Pemerintah Srilangka bertahan dari tuntutan PBB itu karena menganggap usulan itu kreasi musuh-musuhnya di luar negeri, termasuk dunia Barat sendiri.
"Tuduhan pelanggaran HAM itu biadab," kata Duta Besar Srilangka untuk PBB, HMGS Palihakkara.
Sejumlah intelektual Srilangka menimpali dengan mengatakan pihak-pihak yang sibuk mengadu domba Srilangka terus menekan Srilangka di segala front, termasuk ekonomi, dan mendekarakterisasi citra internasional Srilangka.
Palingkan Muka
"Jaringan LTTE berusaha meyakinkan pemerintah negara lain dan masyarakat bangsa lain bahwa ada pembasmian etnis, genosida, dan kejahatan perang di Srilangka," kata Rohan Gunaratne, profesor studi strategis pada Universitas Teknologi Nanyang, Singapura.
Tak pelak, pemerintah Srilangka menilai upaya PBB menginvestigasi kejahatan HAM sebagai titipan asing. Mereka pun menolak didatangi PBB, sampai-sampai Marzuki Darusman yang ditugasi mengepalai misi HAM PBB, ditolak masuk Srilangka.
Di sudut lain, banyak pihak menilai konflik yang berakhir setelah terbunuhnya pemimpin Macan Tamil Vilupilay Prabakharan setahun lalu, bermula dari kolonial Inggris.
Penguasa kolonial dianggap telah menanam bom waktu dengan mengelas-kelaskan penduduk negara pulau tersebut, dan menelantarkan Sinhala yang mayoritas.
Oleh karena itu, ada kecenderungan untuk menimpakan konflik domestik kepada Inggris, elite Srilangka didikan Inggris, dan Barat pada umumnya.
"Ancaman terhadap Tamil dan Muslim (Srilangka) bukanlah dari Sinhala, namun dari Barat yang tidak menaruh hormat pada kebudayaan apa pun kecuali budayanya sendiri," kata kolumnis Nalin Da Silva, dalam The Island.
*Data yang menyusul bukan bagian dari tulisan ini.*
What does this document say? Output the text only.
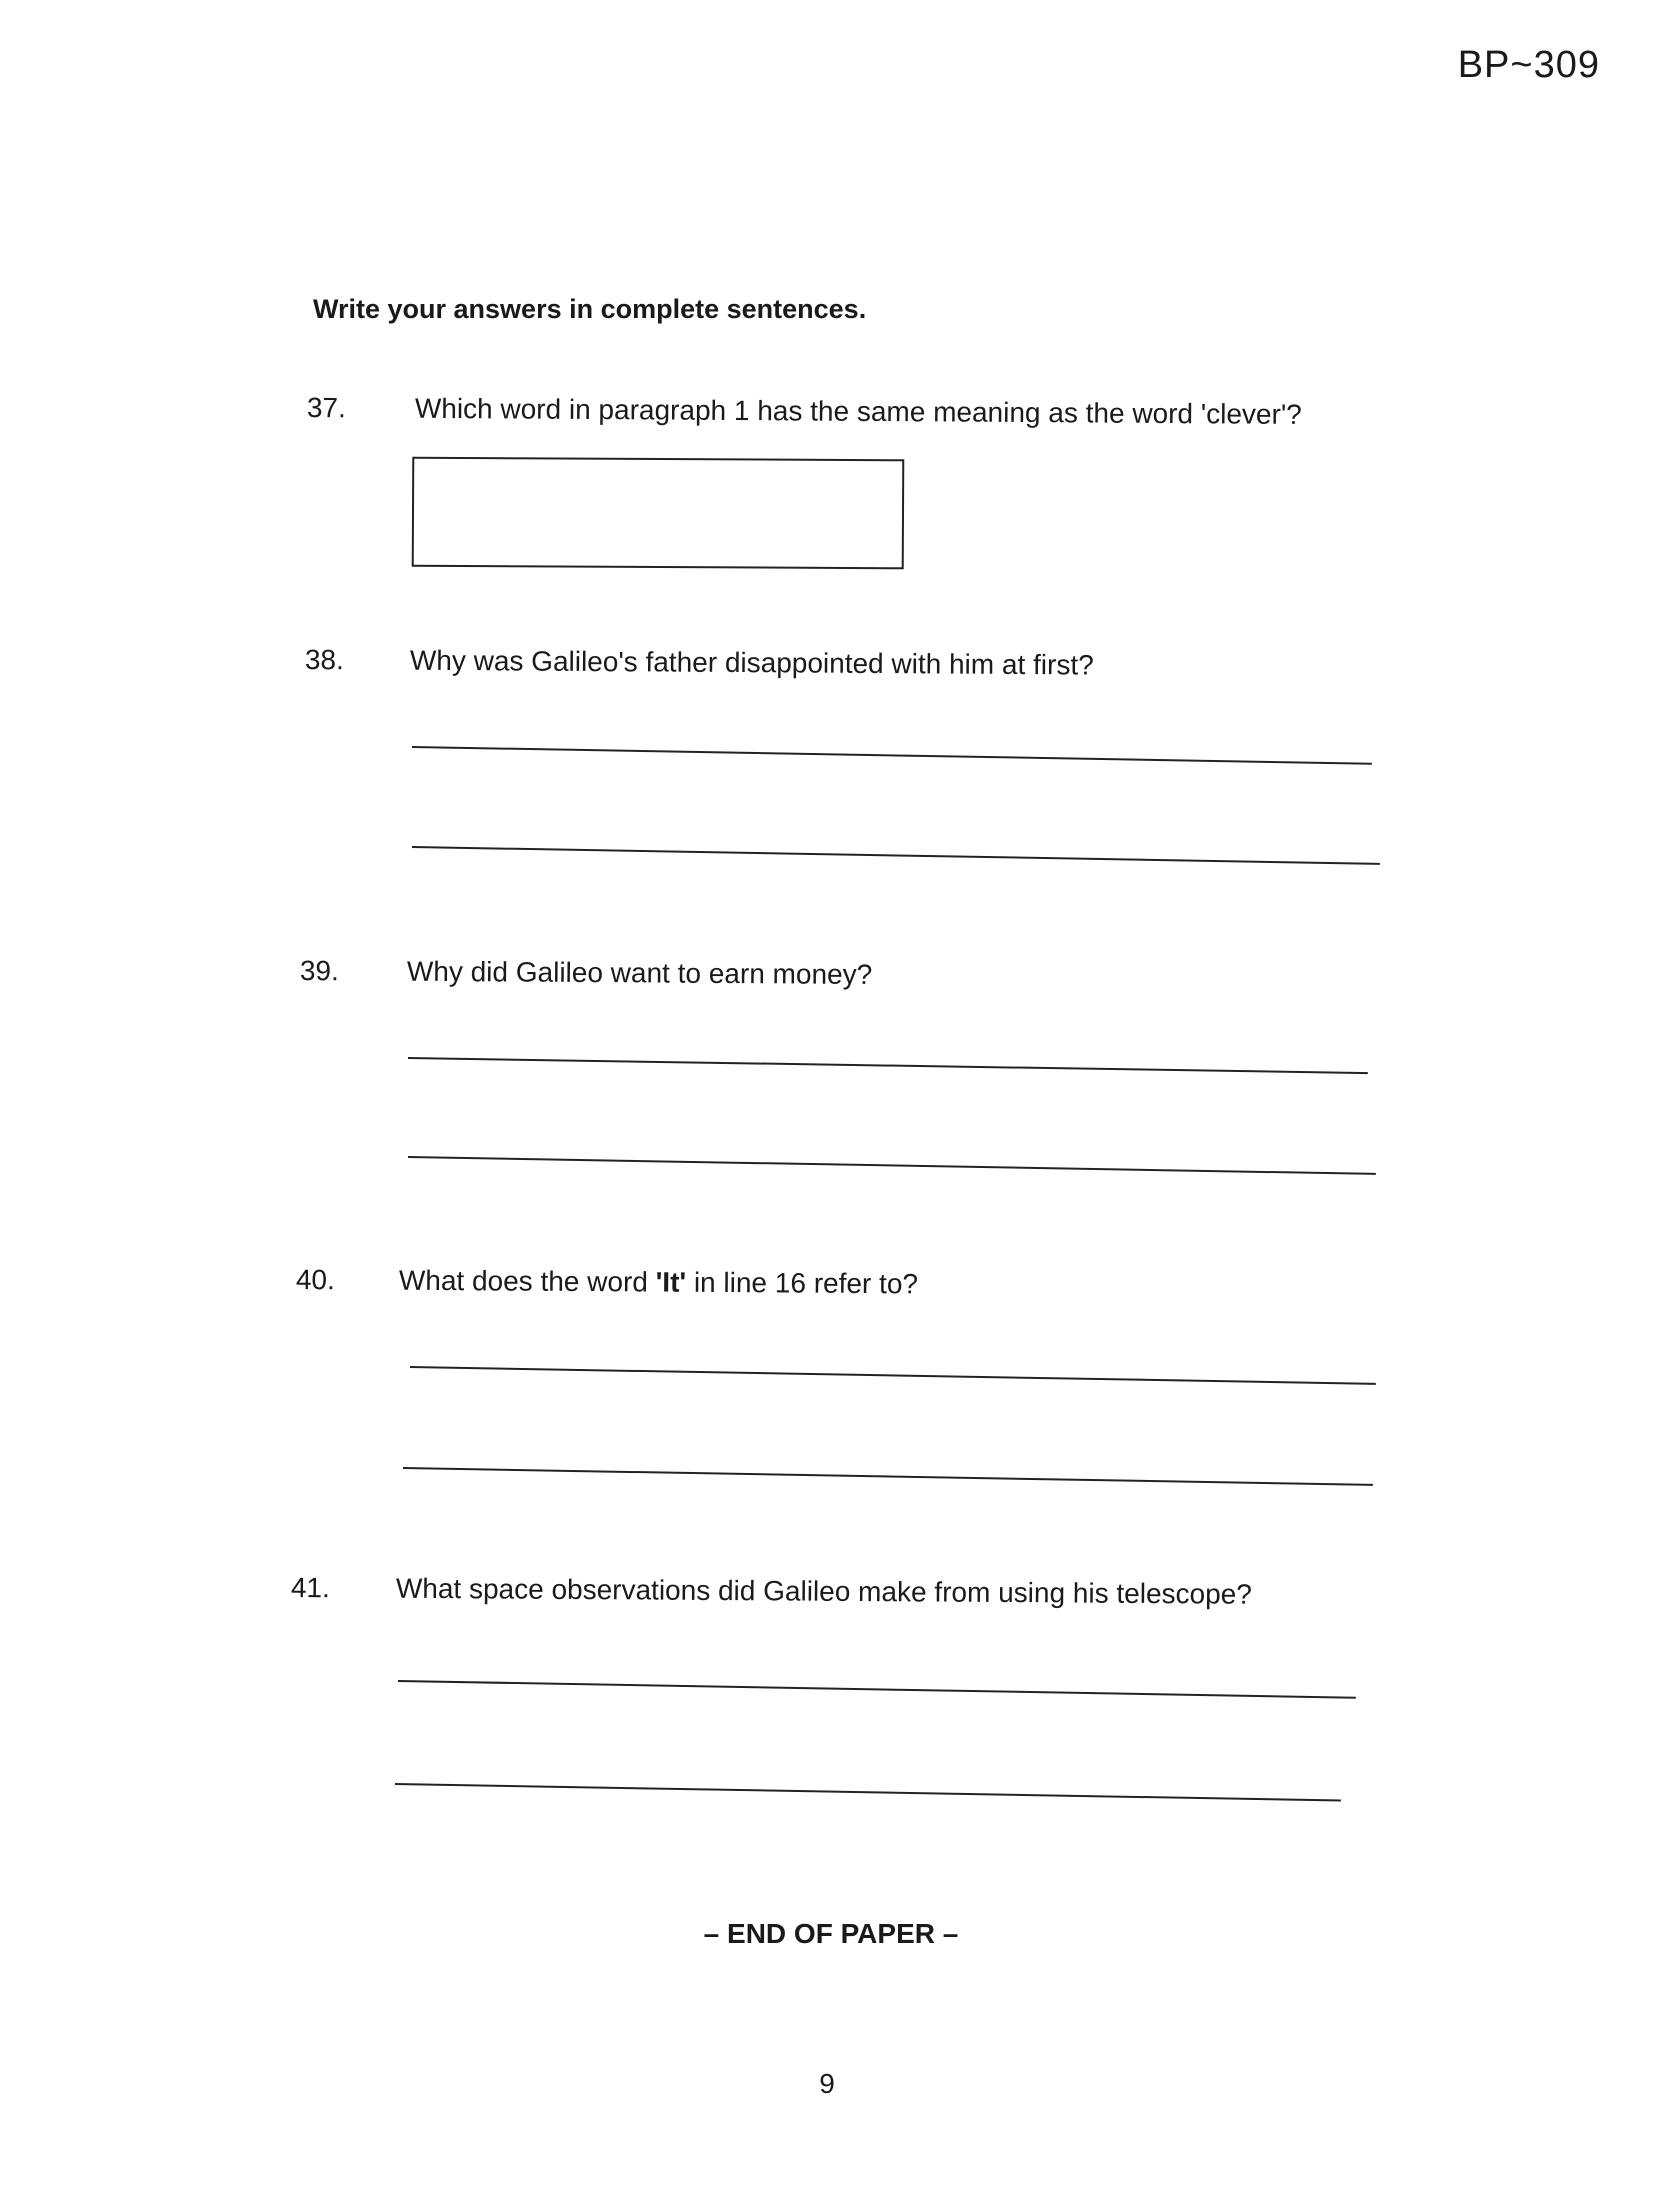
BP~309
Write your answers in complete sentences.
37. Which word in paragraph 1 has the same meaning as the word 'clever'?
38. Why was Galileo's father disappointed with him at first?
39. Why did Galileo want to earn money?
40. What does the word 'It' in line 16 refer to?
41. What space observations did Galileo make from using his telescope?
– END OF PAPER –
9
Namun upaya rekonsiliasi setelah terbunuhnya Prabakharan, juga ditentang sejumlah pihak. Sebagian besar elite Sinhala engan merangkul Macan Tamil. Ironisnya, tokoh-tokoh Sinhala terlibat dalam persaingan kekuasaan di antara mereka.
Yang termutakhir dan selalu menempati halaman depan koran-koran Srilangka adalah pengadilan terhadap mantan panglima angkatan darat Jendral (purn) Sarath Fonseka yang baru saja dilucuti semua kepangkatannya oleh Mahkamah Agung.
Perjalanan politik Fonseka harus berakhir di pengadilan karena perbedaan-perbedaan politik yang tajam antara dia dan sistem yang berkuasa sekarang, padahal Fonseka diklaim sebagai pahlawan kemenangan atas Macan Tamil oleh banyak masyarakat Srilangka.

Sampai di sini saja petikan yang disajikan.